Pat Ludemann, RN and Regional Team Manager at the Cornerstone Hospice operational center in Winter Haven, points out that “at Hospice we recognize the challenges and special needs of military families throughout Polk county, home to more than fifty-two thousand veterans. That’s why our medical and social work staff, along with other hospice disciplines, have received training designed by a national VA expert to meet the unique needs of veterans under an individualized plan of care based on the patient’s medical, emotional, physical, social, and spiritual needs.”

Yvonne Cannon RN and patient care supervisor, adds that many veterans experience traumatic conditions still present today, several decades after military service on behalf of their nation.

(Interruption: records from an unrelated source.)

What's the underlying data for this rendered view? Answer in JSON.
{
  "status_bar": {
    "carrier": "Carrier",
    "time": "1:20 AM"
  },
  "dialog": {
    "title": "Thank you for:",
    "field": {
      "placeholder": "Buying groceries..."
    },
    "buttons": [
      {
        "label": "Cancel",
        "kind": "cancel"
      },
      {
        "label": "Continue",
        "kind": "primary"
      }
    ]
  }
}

Brinson was recently honored at his Winter Haven home under a Cornerstone SALUTES! program, spearheaded by Deborah Harley MSW, executive director at Cornerstone Hospice for the nonprofit’s Polk, Hardee, Highlands tri-county region. Present were Brinson’s wife plus a sizable number of friends of the family; Sherry DiSimone, volunteer specialist; and hospice volunteer Jeff Vose. Vose presented Brinson with an “Honored Veteran” pin and a Certificate of Appreciation signed by Cornerstone Hospice CEO Pat Lehotsky, who makes the point that “this program aims to recognize and honor the service and sacrifice with which these veterans have rendered our nation.”

Brinson currently lives in Winter Haven with his wife Phyllis. He has three boys, William David Jr. in Orlando; Michael and David Brinson both live in Texas. Brinson also has a granddaughter, child of Michael and his wife.